Boisselier sued for religious discrimination and won on appeal. But she was losing other battles. She lost custody of her youngest daughter to her ex-husband.
Boisselier retreated to Montreal with her son to be near some of her Raelian friends.
Her eldest daughter was already a college student in Montreal, and Boisselier was able to devote more time to Clonaid.
Then her passion for teaching flared. Timothy Elgren, who helped interview Boisselier at Hamilton, said it's hard to say whether she would have been hired had her outside activities had been known. But he noted that her commitment to Clonaid as scientific director didn't begin until after she had signed with Hamilton.
Boisselier says her team of a geneticist, two biologists and a specialist of in vitro fertilization are working at an undisclosed location to perfect the cloning steps.
"I am not here telling you I'm an expert in cloning," she says. "But I know how to find the right scientists." She says she's not about to rush into anything without addressing safety concerns. "I know that if... the first clone baby has any defects, I will not be able to return to a project like that, and somebody won't be able to touch that for 20 years," she says.

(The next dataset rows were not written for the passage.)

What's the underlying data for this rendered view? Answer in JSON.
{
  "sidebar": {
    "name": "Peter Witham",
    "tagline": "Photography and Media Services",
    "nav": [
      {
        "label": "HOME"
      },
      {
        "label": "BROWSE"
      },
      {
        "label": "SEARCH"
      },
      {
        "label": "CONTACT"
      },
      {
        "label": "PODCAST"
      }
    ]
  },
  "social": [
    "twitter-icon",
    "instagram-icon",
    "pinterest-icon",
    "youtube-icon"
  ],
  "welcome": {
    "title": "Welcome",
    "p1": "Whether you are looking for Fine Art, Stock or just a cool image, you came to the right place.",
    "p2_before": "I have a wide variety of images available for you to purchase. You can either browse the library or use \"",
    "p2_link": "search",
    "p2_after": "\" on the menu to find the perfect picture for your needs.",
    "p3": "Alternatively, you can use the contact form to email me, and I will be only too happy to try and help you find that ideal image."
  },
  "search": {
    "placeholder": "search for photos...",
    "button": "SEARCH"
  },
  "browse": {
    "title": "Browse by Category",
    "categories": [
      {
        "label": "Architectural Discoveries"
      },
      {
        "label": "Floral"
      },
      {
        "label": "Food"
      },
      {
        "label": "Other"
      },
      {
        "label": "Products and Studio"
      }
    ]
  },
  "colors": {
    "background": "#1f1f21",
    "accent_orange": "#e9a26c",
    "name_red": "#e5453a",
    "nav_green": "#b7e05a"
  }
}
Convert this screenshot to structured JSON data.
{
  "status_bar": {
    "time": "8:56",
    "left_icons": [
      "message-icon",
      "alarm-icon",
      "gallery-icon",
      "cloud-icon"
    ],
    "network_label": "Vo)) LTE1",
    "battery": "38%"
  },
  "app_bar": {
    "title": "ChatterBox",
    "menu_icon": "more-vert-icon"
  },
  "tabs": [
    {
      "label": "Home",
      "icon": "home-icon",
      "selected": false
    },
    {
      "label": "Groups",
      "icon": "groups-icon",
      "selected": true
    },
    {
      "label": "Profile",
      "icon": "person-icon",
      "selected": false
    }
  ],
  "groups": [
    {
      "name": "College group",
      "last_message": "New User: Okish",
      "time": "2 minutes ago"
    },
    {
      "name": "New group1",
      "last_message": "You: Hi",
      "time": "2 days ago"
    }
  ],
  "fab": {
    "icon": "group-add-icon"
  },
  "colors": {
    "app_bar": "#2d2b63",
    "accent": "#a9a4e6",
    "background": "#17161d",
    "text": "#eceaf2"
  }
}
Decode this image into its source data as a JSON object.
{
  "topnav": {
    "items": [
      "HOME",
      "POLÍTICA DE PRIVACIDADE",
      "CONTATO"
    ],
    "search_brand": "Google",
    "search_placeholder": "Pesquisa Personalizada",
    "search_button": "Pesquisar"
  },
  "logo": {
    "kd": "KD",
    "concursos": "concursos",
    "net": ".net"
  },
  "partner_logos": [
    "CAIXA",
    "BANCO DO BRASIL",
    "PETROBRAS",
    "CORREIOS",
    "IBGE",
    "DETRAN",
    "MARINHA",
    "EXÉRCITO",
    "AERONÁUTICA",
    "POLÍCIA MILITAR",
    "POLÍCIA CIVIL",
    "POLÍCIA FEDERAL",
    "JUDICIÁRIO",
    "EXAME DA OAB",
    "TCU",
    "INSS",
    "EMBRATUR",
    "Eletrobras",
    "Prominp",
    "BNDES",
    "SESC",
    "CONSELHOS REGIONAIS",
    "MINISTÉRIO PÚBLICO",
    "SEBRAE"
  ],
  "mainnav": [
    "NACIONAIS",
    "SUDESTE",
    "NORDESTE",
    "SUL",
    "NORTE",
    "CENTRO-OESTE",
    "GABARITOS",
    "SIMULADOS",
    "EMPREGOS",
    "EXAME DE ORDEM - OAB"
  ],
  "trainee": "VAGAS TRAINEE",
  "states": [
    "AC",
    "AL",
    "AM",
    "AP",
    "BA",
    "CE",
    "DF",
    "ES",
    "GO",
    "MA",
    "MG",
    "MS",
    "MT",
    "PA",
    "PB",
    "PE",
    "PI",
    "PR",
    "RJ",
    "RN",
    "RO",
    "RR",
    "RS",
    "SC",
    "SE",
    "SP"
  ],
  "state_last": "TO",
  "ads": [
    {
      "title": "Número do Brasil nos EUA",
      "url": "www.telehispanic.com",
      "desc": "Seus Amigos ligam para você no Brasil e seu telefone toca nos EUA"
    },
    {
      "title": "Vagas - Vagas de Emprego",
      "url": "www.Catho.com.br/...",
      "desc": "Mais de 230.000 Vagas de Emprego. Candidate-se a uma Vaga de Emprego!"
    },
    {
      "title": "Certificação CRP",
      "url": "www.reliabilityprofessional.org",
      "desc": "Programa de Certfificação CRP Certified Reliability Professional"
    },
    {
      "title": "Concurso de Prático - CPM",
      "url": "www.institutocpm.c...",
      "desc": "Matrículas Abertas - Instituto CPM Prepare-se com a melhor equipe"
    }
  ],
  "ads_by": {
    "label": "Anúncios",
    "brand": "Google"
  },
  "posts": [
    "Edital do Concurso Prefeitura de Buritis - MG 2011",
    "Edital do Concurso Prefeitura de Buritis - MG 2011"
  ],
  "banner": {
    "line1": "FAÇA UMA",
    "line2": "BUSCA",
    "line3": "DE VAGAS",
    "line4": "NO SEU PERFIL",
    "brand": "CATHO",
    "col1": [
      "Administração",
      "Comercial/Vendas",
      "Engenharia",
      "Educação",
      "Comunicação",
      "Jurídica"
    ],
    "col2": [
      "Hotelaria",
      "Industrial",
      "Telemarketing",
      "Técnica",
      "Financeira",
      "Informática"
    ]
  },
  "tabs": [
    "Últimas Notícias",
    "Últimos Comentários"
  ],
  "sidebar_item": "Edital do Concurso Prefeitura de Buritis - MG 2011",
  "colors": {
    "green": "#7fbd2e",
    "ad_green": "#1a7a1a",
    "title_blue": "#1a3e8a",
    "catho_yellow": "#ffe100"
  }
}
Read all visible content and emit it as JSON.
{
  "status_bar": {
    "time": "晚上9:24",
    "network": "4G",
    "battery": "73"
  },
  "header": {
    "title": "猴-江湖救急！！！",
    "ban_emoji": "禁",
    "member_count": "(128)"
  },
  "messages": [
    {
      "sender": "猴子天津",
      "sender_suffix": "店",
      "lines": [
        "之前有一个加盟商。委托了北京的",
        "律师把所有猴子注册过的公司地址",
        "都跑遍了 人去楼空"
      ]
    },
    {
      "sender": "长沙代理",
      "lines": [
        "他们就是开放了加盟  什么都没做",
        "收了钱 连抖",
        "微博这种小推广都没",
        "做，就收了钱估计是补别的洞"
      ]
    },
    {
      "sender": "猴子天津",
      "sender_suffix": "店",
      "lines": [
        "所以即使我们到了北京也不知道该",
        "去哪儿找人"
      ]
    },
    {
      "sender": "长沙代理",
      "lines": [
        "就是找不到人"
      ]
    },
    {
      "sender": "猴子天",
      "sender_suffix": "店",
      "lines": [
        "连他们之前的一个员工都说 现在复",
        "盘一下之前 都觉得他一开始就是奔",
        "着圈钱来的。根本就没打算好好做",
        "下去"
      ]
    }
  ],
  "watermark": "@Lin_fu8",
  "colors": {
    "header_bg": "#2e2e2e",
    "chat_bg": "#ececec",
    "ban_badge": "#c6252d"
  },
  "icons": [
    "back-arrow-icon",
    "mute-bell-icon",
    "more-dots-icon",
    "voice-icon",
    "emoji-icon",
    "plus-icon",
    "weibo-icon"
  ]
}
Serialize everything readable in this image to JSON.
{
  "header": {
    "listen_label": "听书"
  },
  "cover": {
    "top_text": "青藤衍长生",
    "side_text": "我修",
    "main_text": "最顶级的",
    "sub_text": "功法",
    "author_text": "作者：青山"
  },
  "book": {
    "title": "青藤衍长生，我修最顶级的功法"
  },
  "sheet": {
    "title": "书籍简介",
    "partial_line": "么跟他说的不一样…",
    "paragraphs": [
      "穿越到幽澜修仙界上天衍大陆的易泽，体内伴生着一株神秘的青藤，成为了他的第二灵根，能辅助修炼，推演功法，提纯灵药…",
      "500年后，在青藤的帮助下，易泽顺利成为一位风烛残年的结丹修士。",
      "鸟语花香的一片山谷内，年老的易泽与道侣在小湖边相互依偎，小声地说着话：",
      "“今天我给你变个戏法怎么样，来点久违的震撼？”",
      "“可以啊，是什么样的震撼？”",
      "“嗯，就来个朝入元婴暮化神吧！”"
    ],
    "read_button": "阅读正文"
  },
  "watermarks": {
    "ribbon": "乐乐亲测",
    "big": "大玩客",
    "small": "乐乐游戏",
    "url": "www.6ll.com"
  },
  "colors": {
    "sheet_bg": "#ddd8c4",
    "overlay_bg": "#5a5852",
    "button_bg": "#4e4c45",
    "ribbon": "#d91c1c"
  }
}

Which is perhaps the real reason any carefully monitored pregnancy will be aborted at the first sign of trouble.
Boisselier says her company has had inquiries from infertile couples, parents grieving the loss of a child, gays and lesbians, and older singles who reason that raising a "belated twin" would be easier than finding a partner and conceiving in the traditional way.
Clonaid isn't alone. Former University of Kentucky reproductive specialist Dr. Panos Zavos has announced his intent to clone a human in an undisclosed Mediterranean country.
He say he's already attracted hundreds of couples.
"I wish him well," Boisselier says, "If he does succeed before I do, in a certain sense I win."
After all, few scientists were speaking openly about human cloning four years ago. Now, most of them consider it inevitable.